Couvrir n’est pas neutre non plus. La BNS a maintenu son taux directeur à 0% le 18 juin, pour la quatrième fois consécutive, et l’écart avec les taux américains se paie chaque année. Surtout, le franc s’apprécie précisément dans les phases de tension géopolitique qui pèsent sur les valeurs technologiques. La Banque nationale s’est d’ailleurs dite davantage disposée à intervenir sur le marché des changes pour contrer une appréciation rapide et excessive. Risque de change et risque de récit ne se compensent pas: ils se cumulent.
Le refuge et ses limites
La question ne s’arrête pas aux puces. «Cela fonctionne dans les deux sens, et il vaut la peine de distinguer les couches», prévient Can-Luca Köymen. La couche décentralisée profite du mouvement: plateformes d’échange et rails de règlement ne dépendent d’aucune juridiction unique, le bitcoin y compris comme réserve de valeur indépendante des États. Le tableau se nuance là où la crypto rencontre le système traditionnel. Rampes d’accès, dépositaires, émetteurs de stablecoins et plateformes centralisées «restent soumis aux mêmes obligations de sanctions et de conformité que n’importe quelle institution financière régulée».

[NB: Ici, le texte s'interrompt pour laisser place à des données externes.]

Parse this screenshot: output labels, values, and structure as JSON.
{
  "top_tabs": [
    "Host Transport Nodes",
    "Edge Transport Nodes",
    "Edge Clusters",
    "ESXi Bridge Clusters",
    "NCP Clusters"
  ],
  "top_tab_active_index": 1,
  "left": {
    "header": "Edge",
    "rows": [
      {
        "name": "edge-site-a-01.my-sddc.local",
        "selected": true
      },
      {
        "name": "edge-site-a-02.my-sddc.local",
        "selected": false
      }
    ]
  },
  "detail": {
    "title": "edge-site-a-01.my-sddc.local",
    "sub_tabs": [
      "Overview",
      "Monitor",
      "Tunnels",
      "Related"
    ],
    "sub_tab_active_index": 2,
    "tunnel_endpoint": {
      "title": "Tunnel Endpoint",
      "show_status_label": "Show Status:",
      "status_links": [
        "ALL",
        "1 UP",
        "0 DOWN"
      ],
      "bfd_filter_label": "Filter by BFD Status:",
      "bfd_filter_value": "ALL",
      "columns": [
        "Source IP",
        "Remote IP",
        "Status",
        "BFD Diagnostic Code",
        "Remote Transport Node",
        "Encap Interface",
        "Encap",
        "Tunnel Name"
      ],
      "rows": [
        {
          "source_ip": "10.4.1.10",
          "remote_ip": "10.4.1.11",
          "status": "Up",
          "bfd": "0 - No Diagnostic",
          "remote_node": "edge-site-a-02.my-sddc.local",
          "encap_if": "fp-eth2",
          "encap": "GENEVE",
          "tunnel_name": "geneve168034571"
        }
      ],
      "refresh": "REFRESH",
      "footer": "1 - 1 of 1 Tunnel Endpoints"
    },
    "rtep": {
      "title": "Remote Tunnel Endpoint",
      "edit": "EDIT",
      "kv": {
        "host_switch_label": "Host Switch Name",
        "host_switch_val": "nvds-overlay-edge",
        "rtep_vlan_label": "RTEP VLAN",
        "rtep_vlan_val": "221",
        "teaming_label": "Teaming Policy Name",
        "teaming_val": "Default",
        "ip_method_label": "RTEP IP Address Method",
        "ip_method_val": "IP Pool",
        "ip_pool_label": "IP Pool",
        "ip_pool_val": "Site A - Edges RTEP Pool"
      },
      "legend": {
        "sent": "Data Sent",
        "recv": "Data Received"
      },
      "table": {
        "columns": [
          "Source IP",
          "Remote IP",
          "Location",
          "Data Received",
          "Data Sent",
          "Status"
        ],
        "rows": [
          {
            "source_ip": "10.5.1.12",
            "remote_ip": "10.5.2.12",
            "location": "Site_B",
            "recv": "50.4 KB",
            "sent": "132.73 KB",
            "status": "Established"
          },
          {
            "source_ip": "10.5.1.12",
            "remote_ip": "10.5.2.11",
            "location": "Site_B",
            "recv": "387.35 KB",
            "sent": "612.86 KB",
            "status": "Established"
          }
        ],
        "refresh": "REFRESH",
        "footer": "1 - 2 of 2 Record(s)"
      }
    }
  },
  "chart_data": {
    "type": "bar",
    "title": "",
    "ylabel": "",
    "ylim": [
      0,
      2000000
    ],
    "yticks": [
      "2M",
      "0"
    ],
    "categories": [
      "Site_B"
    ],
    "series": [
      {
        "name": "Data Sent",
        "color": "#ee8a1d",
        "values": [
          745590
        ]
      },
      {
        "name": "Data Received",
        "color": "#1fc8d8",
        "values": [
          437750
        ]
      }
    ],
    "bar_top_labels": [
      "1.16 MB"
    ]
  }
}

Les flux, en revanche, ne tranchent pas encore. «La réponse honnête, c’est que les indices sont suggestifs plutôt que concluants», reconnaît Can-Luca Köymen. L’or a reflué depuis ses sommets au lieu de jouer son rôle de refuge, et le bitcoin a alterné surperformance et correction selon les phases du conflit américano-iranien.
Décider avant la tempête
Chez Syz, la réponse est tactique: actions ramenées à neutre, cash relevé en surpondération. «Nous souhaitons conserver des liquidités afin de pouvoir les redéployer rapidement lors de phases de correction», précise Florian Marini. Il privilégie l’élargissement à toute la chaîne de valeur, ainsi qu’aux financières, à l’énergie et aux défensives, plutôt qu’une rotation brutale. Avec 88% des pays désormais en expansion manufacturière, relève-t-il, la reprise déborde largement l’IA; il cite les résultats semestriels publiés ce mois de juillet par Julius Bär, Bossard et Belimo.
Côté clientèle privée, l’enjeu est comportemental. «La panique et la paralysie sont la même erreur sous deux visages», rappelle Joaquin Cascallar. Son cadre distingue la météo — le flot quotidien de titres et de sanctions — du climat, soit le déplacement structurel de la façon dont le monde alloue le capital. «On se repositionne pour le climat; on ignore la météo.» L’antidote tient dans la pré-décision: fixer à froid les bandes de rééquilibrage et les seuils déclencheurs. «On ne décide pas dans la tempête; on décide avant, et on exécute pendant.»
Les contrôles de juin ont été levés au bout de dix-huit jours. C’est précisément ce que Bruxelles en a retenu: une restriction n’a pas besoin de durer pour révéler une dépendance.